Placer County removes 5,200 hazardous trees threatening county roads and infrastructure
Published April 8, 2021
Placer County has removed 5,200 trees threatening county infrastructure, marking the completion of its hazardous tree removal project.
In 2015, then Governor Edmund G. Brown Jr. proclaimed a state of emergency due to the extreme hazard of dead and dying trees throughout the state resulting from years of drought and bark beetle damage. Placer County was among the 10 counties most affected.
In response, the Board of Supervisors approved the Hazardous Tree Removal Plan, which outlined the steps needed to address the identification and removal of drought-related hazardous trees that threaten county roads and infrastructure. Under the proclamation of a state of emergency, the governor authorized California Disaster Assistance Act funds to support those most-impacted counties by reimbursing up to 75% of costs to remove eligible hazardous trees under the county’s plan.
Dead trees falling into county roadways pose a high risk to motorists. They could also inhibit emergency response and evacuations.
“The unhealthy condition of trees in California forests and along our roadways is one of the most compelling problems facing us,” said Placer County Board of Supervisors Chair Robert Weygandt. "It sets the stage for pine bark beetle infestations, the focus of this program. Ensuring the safety of our residents and visitors is our continuous goal. I’m very proud of the work we have done.”
Placer County is responsible for over 1,000 miles of public roadway. Aerial and ground surveys documented dead and dying trees within Placer County due to the drought. They found the trees that could affect county infrastructure, making most of the cost of removing them eligible for reimbursement by the state. Of the trees that were identified, 5,200 were authorized to be removed.
The tree removal program was a multi-agency, multi-jurisdictional effort.
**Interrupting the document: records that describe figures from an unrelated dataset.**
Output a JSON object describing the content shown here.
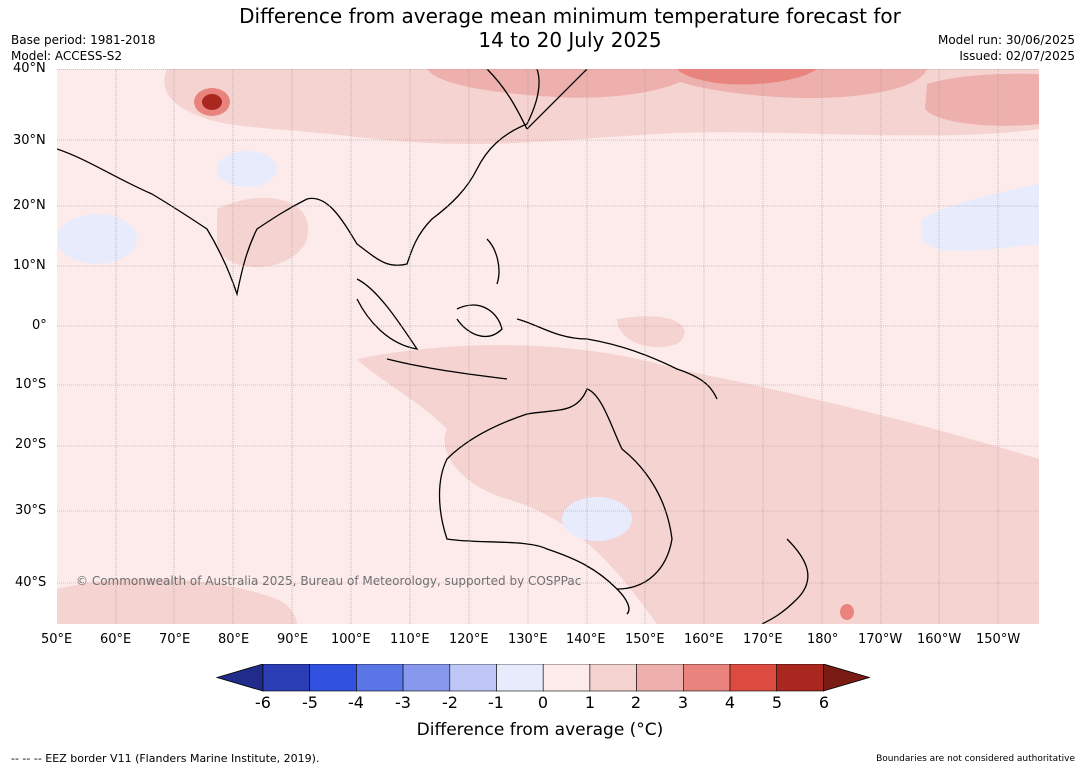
{
  "title_line1": "Difference from average mean minimum temperature forecast for",
  "title_line2": "14 to 20 July 2025",
  "meta_left": [
    "Base period: 1981-2018",
    "Model: ACCESS-S2"
  ],
  "meta_right": [
    "Model run: 30/06/2025",
    "Issued: 02/07/2025"
  ],
  "lat_labels": [
    "40°N",
    "30°N",
    "20°N",
    "10°N",
    "0°",
    "10°S",
    "20°S",
    "30°S",
    "40°S"
  ],
  "lon_labels": [
    "50°E",
    "60°E",
    "70°E",
    "80°E",
    "90°E",
    "100°E",
    "110°E",
    "120°E",
    "130°E",
    "140°E",
    "150°E",
    "160°E",
    "170°E",
    "180°",
    "170°W",
    "160°W",
    "150°W"
  ],
  "copyright": "© Commonwealth of Australia 2025, Bureau of Meteorology, supported by COSPPac",
  "colorbar": {
    "ticks": [
      "-6",
      "-5",
      "-4",
      "-3",
      "-2",
      "-1",
      "0",
      "1",
      "2",
      "3",
      "4",
      "5",
      "6"
    ],
    "colors": [
      "#1f2c8a",
      "#2a3db5",
      "#3050e0",
      "#5a75e6",
      "#8898ec",
      "#bdc6f4",
      "#e8ebfb",
      "#fcebea",
      "#f5d3d1",
      "#eeb0ad",
      "#e8837d",
      "#db4b40",
      "#a9271f",
      "#7a1b14"
    ],
    "label": "Difference from average (°C)"
  },
  "footer_left": "--  --  -- EEZ border V11 (Flanders Marine Institute, 2019).",
  "footer_right": "Boundaries are not considered authoritative"
}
Partners from state and federal agencies, such as Caltrans, CAL FIRE, the U.S. Forest Service and the Bureau of Land Management, as well as private landowners, worked together to identify hazardous trees and get them removed.
While this program is now complete, many other agencies are also removing dead trees in Placer County, including Pacific Gas and Electric, Liberty Utilities, Caltrans and CAL FIRE. Hazardous trees on private property are the responsibility of the property owner to remove, but assistance may be available through the Placer County Resource Conservation District and county’s Fire Safe Alliance, depending on funding availability.